Shayne shook his head angrily. “To hell with that. We’re not whipped yet.” He stepped past Marsh and pushed the door open and nodded curtly to a large, hook-nosed man who sat across the room. He asked, “How are things shaping up, Naylor?”
Jim Marsh’s campaign manager shifted a cigar to the other side of his mouth and assured him with false heartiness, “Fine. Swell. It’s in the bag, Shayne.”
A curious silence followed his words. Naylor glanced past Shayne at Marsh, arching oddly bushed brows which crowded his eyelids. He then lifted a highball glass and drank from it, studiously avoiding Shayne’s gaze.
Jim Marsh closed the door and asked, “What happened to your face, Mike?”
“Campaign argument.” Shayne stalked to an overstuffed sofa and carefully lowered his lanky body. “I could do with a drink.”

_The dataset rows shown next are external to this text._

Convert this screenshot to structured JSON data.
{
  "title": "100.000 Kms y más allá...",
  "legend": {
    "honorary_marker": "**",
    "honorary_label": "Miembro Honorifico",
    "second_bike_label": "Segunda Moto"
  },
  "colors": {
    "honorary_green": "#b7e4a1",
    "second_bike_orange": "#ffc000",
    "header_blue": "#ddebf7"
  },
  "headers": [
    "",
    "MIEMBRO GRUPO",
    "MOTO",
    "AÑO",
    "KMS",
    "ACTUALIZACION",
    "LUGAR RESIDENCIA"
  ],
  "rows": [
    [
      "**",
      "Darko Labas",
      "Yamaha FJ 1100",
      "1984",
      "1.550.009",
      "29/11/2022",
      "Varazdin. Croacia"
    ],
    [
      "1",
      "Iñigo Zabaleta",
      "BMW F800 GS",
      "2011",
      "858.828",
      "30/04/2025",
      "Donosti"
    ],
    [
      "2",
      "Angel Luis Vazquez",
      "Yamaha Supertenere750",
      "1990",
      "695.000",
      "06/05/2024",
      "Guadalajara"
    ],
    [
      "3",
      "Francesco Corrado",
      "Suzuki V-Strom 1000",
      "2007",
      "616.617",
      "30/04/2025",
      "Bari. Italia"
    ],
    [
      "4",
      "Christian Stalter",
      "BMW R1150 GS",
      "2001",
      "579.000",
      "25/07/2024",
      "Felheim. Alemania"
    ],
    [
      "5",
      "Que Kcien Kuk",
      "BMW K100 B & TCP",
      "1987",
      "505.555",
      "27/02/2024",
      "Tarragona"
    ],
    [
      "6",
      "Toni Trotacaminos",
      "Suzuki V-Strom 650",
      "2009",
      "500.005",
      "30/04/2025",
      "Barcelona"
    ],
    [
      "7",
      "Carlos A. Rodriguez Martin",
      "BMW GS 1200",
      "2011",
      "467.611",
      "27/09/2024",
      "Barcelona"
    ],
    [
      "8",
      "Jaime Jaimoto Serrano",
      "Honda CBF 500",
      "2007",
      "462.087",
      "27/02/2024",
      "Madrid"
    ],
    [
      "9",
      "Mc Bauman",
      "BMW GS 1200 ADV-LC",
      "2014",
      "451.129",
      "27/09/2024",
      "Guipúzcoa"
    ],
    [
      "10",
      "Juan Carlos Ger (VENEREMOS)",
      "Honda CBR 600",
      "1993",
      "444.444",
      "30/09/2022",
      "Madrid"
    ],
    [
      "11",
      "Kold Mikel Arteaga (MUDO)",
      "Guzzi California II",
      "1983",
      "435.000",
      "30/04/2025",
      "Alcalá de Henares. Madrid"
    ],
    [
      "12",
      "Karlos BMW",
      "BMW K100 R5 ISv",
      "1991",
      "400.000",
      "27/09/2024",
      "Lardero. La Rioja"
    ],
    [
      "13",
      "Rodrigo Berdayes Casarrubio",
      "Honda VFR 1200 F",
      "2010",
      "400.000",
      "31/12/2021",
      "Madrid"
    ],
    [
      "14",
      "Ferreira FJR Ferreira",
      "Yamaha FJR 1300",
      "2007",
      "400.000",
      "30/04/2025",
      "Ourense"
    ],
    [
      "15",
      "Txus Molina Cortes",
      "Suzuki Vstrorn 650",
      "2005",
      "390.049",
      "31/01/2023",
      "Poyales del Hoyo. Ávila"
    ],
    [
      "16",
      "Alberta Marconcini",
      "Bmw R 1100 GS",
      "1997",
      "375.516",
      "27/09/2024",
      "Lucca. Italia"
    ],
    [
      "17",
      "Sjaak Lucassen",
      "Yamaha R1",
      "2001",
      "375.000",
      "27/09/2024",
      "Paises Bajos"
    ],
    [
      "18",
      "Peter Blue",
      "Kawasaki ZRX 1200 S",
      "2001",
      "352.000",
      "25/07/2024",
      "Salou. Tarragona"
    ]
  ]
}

“Sure. I’ll get it.” Marsh spoke quickly and effusively. “No cognac, though.”
“Rye will do. Lots of rye and not much soda.”
“Coming right up,” Marsh said and went through a swinging door into the kitchen.
The instant he was out of the room Naylor leaned forward and asked in a low voice, “What’s got into the chief? Has something come up that I don’t know about?”
Shayne said mildly, “You’re his campaign manager.”